— Здесь нет места, чтобы положить меч, — чуть слышно засмеялся он.
— Какой меч? — Её дыхание имело вкус незрелых терпких яблок, которые они попробовали в монастырском саду.
— Это такой обычай в средневековых легендах: если девушка и рыцарь собираются лечь вместе, но при этом намерены сохранить целомудрие, то рыцарь кладёт между собой и девушкой обнажённый клинок. Чтобы был на страже непорочности.
— А вы думаете, это порочно? — прошептала Дана.
— В тебе нет ничего порочного. В тебе всё чудесно и священно… как в волшебной роще… как на заре мира…
— А я всегда думала, что это грязно и мерзко — пока не увидела ваши руки и как вы ими играете музыку. А вам, между прочим, здорово пошёл бы рыцарский меч.
— Ага, к очкам особенно…
Штернберг видел, как его ученица улыбается в полутьме. У него было сумасшедшее чувство одновременности расслабленного пребывания в полной неподвижности и стремительного полёта в темноту. Грудь и живот словно сдавило ударившим навстречу тугим и тёплым бездонным пространством, а ниже происходило такое исступлённое столпотворение, что он уже не ощущал границ собственного тела.

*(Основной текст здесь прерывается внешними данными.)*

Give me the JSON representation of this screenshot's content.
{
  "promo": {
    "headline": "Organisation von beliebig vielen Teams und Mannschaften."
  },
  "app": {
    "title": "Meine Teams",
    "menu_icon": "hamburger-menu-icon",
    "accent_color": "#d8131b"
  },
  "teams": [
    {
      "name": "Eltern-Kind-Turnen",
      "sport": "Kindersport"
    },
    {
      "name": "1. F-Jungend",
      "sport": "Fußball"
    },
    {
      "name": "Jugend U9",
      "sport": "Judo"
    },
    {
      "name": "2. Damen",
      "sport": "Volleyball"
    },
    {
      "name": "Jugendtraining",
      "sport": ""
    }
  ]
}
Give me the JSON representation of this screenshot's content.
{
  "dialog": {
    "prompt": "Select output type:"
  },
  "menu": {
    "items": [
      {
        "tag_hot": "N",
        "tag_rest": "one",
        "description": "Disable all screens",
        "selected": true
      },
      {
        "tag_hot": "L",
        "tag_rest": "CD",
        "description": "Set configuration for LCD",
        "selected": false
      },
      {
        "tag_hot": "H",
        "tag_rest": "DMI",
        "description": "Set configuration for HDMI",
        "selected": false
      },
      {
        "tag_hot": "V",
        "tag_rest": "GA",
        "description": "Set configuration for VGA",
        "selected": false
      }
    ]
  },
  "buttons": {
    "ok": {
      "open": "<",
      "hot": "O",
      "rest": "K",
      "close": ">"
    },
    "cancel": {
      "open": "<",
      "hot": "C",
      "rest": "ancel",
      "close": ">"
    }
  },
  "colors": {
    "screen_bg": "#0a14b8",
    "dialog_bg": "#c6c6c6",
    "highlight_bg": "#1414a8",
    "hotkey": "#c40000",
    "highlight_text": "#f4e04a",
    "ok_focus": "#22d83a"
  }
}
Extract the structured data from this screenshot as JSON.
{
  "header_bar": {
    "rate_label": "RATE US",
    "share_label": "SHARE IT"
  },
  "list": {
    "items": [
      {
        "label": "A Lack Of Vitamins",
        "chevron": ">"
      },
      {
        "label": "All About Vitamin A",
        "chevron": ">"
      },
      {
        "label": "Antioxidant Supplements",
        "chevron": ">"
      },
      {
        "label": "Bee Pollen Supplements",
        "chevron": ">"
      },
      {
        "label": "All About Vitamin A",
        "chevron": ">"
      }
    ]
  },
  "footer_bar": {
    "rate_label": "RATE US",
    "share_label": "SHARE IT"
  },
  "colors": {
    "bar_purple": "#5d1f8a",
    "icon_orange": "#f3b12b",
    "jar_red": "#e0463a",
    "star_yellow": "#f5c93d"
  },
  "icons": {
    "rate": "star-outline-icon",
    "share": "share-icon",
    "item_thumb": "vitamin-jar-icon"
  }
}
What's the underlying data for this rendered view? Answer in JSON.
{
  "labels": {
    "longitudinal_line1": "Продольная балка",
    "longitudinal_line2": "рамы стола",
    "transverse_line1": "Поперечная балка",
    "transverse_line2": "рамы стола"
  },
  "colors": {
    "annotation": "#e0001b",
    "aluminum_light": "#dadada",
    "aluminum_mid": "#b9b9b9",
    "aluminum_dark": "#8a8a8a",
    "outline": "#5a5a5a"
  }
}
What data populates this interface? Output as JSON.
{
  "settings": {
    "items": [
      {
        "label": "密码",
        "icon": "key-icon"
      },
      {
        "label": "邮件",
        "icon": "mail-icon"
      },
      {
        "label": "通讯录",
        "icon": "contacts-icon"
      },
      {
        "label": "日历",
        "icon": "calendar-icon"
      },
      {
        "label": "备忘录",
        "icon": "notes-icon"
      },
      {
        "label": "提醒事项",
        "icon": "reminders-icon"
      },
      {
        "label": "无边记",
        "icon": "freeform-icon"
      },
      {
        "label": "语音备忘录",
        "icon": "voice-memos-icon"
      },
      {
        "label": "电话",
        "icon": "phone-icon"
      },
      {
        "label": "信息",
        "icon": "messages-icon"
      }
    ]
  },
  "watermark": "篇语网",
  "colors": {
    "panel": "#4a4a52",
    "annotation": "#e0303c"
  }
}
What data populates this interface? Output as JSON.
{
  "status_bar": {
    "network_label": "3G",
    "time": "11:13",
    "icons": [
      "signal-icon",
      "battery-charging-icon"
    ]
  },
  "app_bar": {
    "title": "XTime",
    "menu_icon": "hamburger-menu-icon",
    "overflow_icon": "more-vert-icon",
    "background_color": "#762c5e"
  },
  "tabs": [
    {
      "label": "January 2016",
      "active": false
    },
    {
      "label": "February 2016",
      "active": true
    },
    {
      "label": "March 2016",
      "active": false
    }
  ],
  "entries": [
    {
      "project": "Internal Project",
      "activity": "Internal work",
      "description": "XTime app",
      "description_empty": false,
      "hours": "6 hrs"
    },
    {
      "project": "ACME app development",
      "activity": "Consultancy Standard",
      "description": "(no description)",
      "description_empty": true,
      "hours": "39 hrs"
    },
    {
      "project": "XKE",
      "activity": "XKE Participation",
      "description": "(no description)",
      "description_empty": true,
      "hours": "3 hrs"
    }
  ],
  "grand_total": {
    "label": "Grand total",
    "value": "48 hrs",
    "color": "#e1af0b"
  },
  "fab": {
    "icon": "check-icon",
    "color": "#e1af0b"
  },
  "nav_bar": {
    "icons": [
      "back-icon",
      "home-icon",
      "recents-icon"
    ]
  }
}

— Я никогда ещё не лежала вместе с мужчиной, — укромным шёпотом сообщила Дана. — Совершенно ни на что не похоже. У нас в бараках спали вповалку, и я это ненавидела. А вот с вами я бы согласилась хоть целую вечность в такой тесноте пролежать.
Не надо про концлагерь, вяло подумал Штернберг, уже почти потеряв себя в жгучем чёрном омуте.
— У меня такое чувство, будто я пытаюсь соблазнить священника, — сказала Дана уже в почти полной темноте. — Такого жутко строгого католического священника. А помните, вы говорили, что вы в вашем СС тоже вроде священника? Вы случайно никаких обетов не давали?
Сквозь темноту вдруг прорезался белёсый свет, словно в небе за окном пробили дыру для полновесной луны.
— Прожектор, — пояснила Дана. — Он тут как раз напротив…
Её лицо матово светилось призрачной, зачарованной красотой, и Штернберг глядел на неё в трансе немого восторга. Дана же в этом снежно-холодном свете увидела перед собой совершенно иное, почти незнакомое лицо, полускрытое непроницаемой тенью так, что правый глаз словно бы исчез, оставив пустую чёрную глазницу, а левый, льдисто-голубой, жадно взирал на девушку зверски-обожающим и нечеловечески алчущим взглядом. Это узкое, с большим ртом хищника, неожиданно безжалостно-красивое лицо под копной инисто-светлых волос могло принадлежать только представителю племени гораздо более древнего и страшного, нежели людской род. Но она уже не боялась.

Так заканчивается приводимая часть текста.